Após a guerra, Maria Soldado voltou a trabalhar como empregada doméstica, mas continuou a ser uma grande opositora da ditadura, participando de manifestações, inclusive. Durante o Estado Novo, foi convidada a comparecer a uma cerimônia com Getúlio Vargas. Foi e recusou-se a saudá-lo, dizendo «Eu não pego na mão de um ditador. Já lutei contra o senhor na trincheira».

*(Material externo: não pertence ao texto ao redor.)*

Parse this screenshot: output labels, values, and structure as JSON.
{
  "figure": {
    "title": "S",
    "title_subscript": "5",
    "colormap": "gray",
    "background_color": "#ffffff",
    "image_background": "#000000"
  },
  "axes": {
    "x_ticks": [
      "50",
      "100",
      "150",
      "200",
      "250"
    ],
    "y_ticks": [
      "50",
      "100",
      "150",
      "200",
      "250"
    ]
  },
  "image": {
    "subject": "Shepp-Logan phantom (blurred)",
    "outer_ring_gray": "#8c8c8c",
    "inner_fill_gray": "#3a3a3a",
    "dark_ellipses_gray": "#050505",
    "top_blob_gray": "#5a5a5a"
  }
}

Apesar de toda a sua valentia e luta pela liberdade, terminou sua vida vendendo doces e salgados no Hospital das Clínicas, na capital. Morreu em 1958, num quartinho dum prédio na Rua Consolação. Seus restos mortais repousam no Panteão dos Heróis Paulistas, no Obelisco do Ibirapuera.

Por dentro do Obelisco. Foto de Nelson Bertolucci.
A guerra quebrou barreiras para as Paulistas que não foram quebradas tão cedo para as brasileiras. Em São Paulo, deu-se o primeiro grito da liberdade feminina e daqui partiram as influências da melhor integração das mulheres na sociedade dentro da América Portuguesa. Mas o que se discute aqui é: por que permanecem tão anônimas?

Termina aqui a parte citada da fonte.